Ironiquement, souligne Forbes, le plan de destruction de la station a été en partie élaboré par William Gerstenmaier, directeur du programme ISS entre 2002 et 2005. Il est aujourd’hui consultant pour SpaceX, qui est précisément l’entreprise choisie par la NASA pour produire l’appareil qui permettra de désorbiter l’ISS et de la plonger dans l’océan Pacifique. Le coût de la facture pour l’agence américaine : 843 millions de dollars, soit environ 771 millions d’euros.
Changer de stratégie reviendrait-il à rompre le contrat entre la Nasa et SpaceX ? Absolument pas, selon Jean-Jacques Dordain et Michael Griffin : le système mis en place pour sortir l’ISS de son orbite avant de la précipiter dans les eaux terrestres pourrait au contraire servir à la placer sur une orbite plus haute où elle resterait, tel un monument, pour les générations futures. Remettre en question la manière de démanteler la station spatiale ne représenterait donc pas un enjeu financier.

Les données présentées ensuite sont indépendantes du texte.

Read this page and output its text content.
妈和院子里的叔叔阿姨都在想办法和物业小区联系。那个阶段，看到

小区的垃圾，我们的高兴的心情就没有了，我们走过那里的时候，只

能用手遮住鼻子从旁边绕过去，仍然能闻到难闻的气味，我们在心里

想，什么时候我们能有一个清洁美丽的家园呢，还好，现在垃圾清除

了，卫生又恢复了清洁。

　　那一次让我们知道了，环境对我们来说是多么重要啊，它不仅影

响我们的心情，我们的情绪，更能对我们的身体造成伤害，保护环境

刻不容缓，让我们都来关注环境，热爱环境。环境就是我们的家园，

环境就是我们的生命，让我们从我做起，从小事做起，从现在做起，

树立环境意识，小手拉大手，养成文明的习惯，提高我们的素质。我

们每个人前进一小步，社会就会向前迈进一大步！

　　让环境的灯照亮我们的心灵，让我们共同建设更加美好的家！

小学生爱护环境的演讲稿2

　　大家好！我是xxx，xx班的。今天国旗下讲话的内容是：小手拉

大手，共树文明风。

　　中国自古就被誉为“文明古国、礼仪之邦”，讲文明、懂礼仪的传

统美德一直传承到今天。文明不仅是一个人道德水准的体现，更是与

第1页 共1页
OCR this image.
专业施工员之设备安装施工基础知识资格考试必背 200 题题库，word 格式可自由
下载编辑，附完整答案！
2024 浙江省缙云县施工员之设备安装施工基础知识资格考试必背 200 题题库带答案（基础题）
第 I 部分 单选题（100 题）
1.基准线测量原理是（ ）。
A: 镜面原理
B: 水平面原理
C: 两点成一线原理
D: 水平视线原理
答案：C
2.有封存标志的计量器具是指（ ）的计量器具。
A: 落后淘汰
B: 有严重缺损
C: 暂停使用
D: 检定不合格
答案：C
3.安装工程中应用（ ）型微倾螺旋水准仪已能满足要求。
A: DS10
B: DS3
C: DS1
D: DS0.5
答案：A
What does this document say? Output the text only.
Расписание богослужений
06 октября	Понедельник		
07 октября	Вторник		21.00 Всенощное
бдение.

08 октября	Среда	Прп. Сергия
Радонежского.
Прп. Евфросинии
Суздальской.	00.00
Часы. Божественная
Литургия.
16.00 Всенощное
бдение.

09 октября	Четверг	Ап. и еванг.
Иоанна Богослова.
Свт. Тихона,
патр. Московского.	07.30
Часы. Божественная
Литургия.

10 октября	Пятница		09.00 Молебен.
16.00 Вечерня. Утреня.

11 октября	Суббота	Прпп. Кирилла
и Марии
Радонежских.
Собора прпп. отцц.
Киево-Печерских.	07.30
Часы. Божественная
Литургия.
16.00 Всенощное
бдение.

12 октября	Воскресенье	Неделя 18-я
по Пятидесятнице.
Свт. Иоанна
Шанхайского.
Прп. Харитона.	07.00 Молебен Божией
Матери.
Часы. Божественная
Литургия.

« Déplacer l’ISS de son altitude actuelle de 400 kilomètres à une orbite de 800 kilomètres nécessiterait une poussée d’environ 220 mètres par seconde, à peu près la même que celle requise pour une désorbitation contrôlée. »« Nous sommes très engagés dans cette cause », expliquent les deux hommes dans leur lettre ouverte publiée par SpaceNews. Ils bénéficient du soutien d’autres personnalités du milieu, comme Rick Tumlinson, présenté comme un activiste du monde de la conquête spatiale, qui appelle les agences japonaise et canadienne à se joindre à ce combat et ne ferme pas la porte à un travail conjoint avec la Russie.